Mi sveglio. Finalmente nella mia camera. I miei coinquilini sono già usciti. Ho fatto le ore piccole com’è abitudine ormai da tempo. Da quando lei non c’è più. Mentre salgo in cucina penso alla nostra ultima chiacchierata, al caffè preso insieme al distributore dell’università. Poi lei è scomparsa. Nessuno sembra sapere nulla. Sembra non avesse amici. In cucina le luci sono accese. Le tapparelle chiuse. Urto qualcuno. Si scusa. Un odore familiare, i capelli lunghi e fluenti, il profumo di vaniglia e quel sottile filo di voce. E’ lei, nell’angolo tra la lavastoviglie e il frigorifero.E’ girata di spalle. Non riesco a parlare per l’emozione. Lei sembra sentirsi in colpa. «Giulia, sei tornata! Dove sei stata? Sono mesi che ti cerco».

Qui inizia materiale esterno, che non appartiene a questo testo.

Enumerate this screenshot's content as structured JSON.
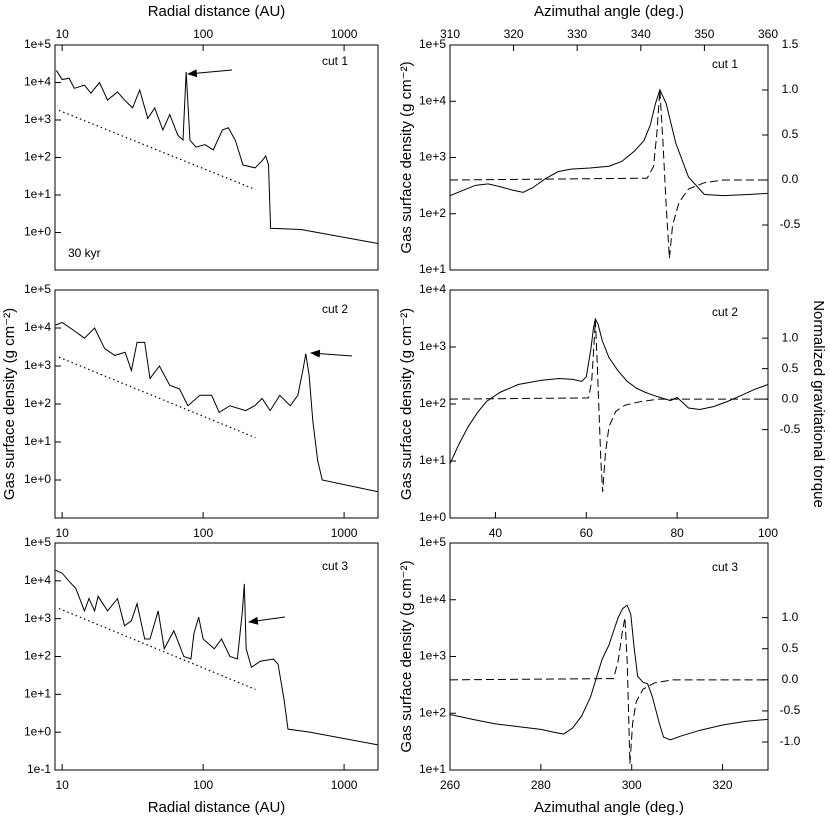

«Spegni la luce, sto piangendo e non voglio che tu mi veda!». Mi catapulto verso l’interruttore ma la luce non si spegne. Provo in maniera compulsiva, ma non succede nulla. Sono di nuovo in un sogno, nell’ennesimo sogno in cui la sto cercando. Apro la finestra e mi lancio nel vuoto. Volo. L’Amore brucia e non si spegne mai.